The song was covered on Linda Ronstadt's triple-platinum 1989 album Cry Like a Rainstorm, Howl Like the Wind in a duet with Aaron Neville. It was introduced to Ronstadt and Neville by Steve Tyrell. Co-produced by Tyrell and Peter Asher, it was released as a single in the United States in 1989, peaking at number two on the Billboard Hot 100 and number one on the Hot Adult Contemporary Tracks chart. The single was Ronstadt's 10th and last top-10 hit and was certified gold, eventually selling over 900,000 copies in the United States. In the United Kingdom, the song peaked at number two on the UK Singles Chart. It also peaked at number one in Ireland, number two in Australia, and reached the top five in Austria, Belgium, Canada, the Netherlands, and New Zealand.
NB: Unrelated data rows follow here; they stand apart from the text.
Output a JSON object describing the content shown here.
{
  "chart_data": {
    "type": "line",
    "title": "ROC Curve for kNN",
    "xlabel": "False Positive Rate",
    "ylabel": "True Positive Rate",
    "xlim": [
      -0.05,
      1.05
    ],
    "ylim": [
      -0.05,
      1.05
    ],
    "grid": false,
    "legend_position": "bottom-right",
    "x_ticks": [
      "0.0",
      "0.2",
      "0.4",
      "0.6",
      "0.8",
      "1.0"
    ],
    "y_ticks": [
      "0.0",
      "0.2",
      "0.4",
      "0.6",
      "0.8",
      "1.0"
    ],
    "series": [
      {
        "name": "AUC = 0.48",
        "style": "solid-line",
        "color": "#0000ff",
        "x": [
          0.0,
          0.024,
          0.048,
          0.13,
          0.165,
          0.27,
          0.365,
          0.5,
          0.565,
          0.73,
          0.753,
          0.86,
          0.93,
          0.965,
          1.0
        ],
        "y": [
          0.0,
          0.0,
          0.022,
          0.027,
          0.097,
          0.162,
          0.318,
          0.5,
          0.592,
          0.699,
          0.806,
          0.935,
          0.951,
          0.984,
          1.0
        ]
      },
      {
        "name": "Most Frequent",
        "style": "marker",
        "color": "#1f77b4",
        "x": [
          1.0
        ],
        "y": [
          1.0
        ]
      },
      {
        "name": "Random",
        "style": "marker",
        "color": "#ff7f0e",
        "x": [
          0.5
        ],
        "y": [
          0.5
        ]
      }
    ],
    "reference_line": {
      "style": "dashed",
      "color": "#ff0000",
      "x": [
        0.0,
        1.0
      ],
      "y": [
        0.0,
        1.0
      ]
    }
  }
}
"Don't Know Much" won Ronstadt and Neville the 1990 Grammy Award for Best Pop Performance by a Duo or Group with Vocal and was nominated for Song of the Year.

===Critical reception===
"Don't Know Much" received favorable reviews from music critics. American magazine Billboard deemed it "a strong send-off" from the album. Swedish Expressen called it "heavenly", adding, "What a lovesong." Robin Katz from Music Week complimented it as a "brilliant insight into aging." Cary Darling from Orange County Register labeled it as a "soaring, wide-screen ballad." Jan DeKnock of Orlando Sentinel described it as "a killer ballad." A reviewer from People Magazine felt "their voices fuse like sunlight beaming through a stained-glass window." James Hunter of Rolling Stone praised it as "brilliant". Californian Santa Cruz Sentinel called it a "tender love ballad duet." Ken Tucker from Spin declared it as "a pretty Barry Mann-Cynthia Weil weeper."

===Music video===
In the accompanying music video for "Don't Know Much", both Neville and Ronstadt portray a middle-aged couple that are remembering their past and all the difficulties that they seem to have faced together.

===Track listings===

7-inch single, Europe (1989)
| No. | Title | Length |
|---|---|---|
| 1. | "Don't Know Much" | 3:33 |
| 2. | "Hurt So Bad" | 3:17 |

12-inch single, UK (1989)
| No. | Title | Length |
|---|---|---|
| 1. | "Don't Know Much" | 3:33 |
| 2. | "Hurt So Bad" | 3:17 |
| 3. | "I Can't Let Go" | 2:44 |

===Personnel===
- Linda Ronstadt, Aaron Neville – vocals, vocal harmonies
- Don Grolnick – acoustic piano
- Michael Landau – electric guitar
- Leland Sklar – bass
- Carlos Vega – drums
- Michael Fisher – percussion
- The Skywalker Symphony Orchestra arranged by David Campbell; concertmaster – Pavel Farkas

===Charts===

====Weekly charts====

| Chart (1989–1990) | Peak position |
|---|---|
| Australia (ARIA) | 2 |
| Austria (Ö3 Austria Top 40) | 3 |
| Belgium (Ultratop 50 Flanders) | 4 |
| Canada Top Singles (RPM) | 5 |
| Canada Adult Contemporary (RPM) | 1 |
| Europe (Eurochart Hot 100) | 10 |
| Finland (Suomen virallinen lista) | 13 |
| Ireland (IRMA) | 1 |
| Italy Airplay (Music & Media) | 20 |
| Netherlands (Dutch Top 40) | 6 |
| Netherlands (Single Top 100) | 6 |
| New Zealand (Recorded Music NZ) | 4 |
| UK Singles (Official Charts) | 2 |
| US Billboard Hot 100 | 2 |
| US Adult Contemporary (Billboard) | 1 |
| West Germany (GfK) | 34 |

====Year-end charts====

| Chart (1989) | Position |
|---|---|
| UK Singles (OCC) | 23 |

| Chart (1990) | Position |
|---|---|
| Australia (ARIA) | 12 |
| Belgium (Ultratop) | 70 |
| Canada Top Singles (RPM) | 66 |
| Canada Adult Contemporary (RPM) | 93 |
| Netherlands (Dutch Top 40) | 83 |
| US Billboard Hot 100 | 20 |
| US Adult Contemporary (Billboard) | 24 |

===Certifications===

| Region | Certification | Certified units/sales |
| Australia (ARIA) | Platinum | 70,000^{^} |
| United States (RIAA) | Gold | 500,000^{^} |
^{^} Shipments figures based on certification alone.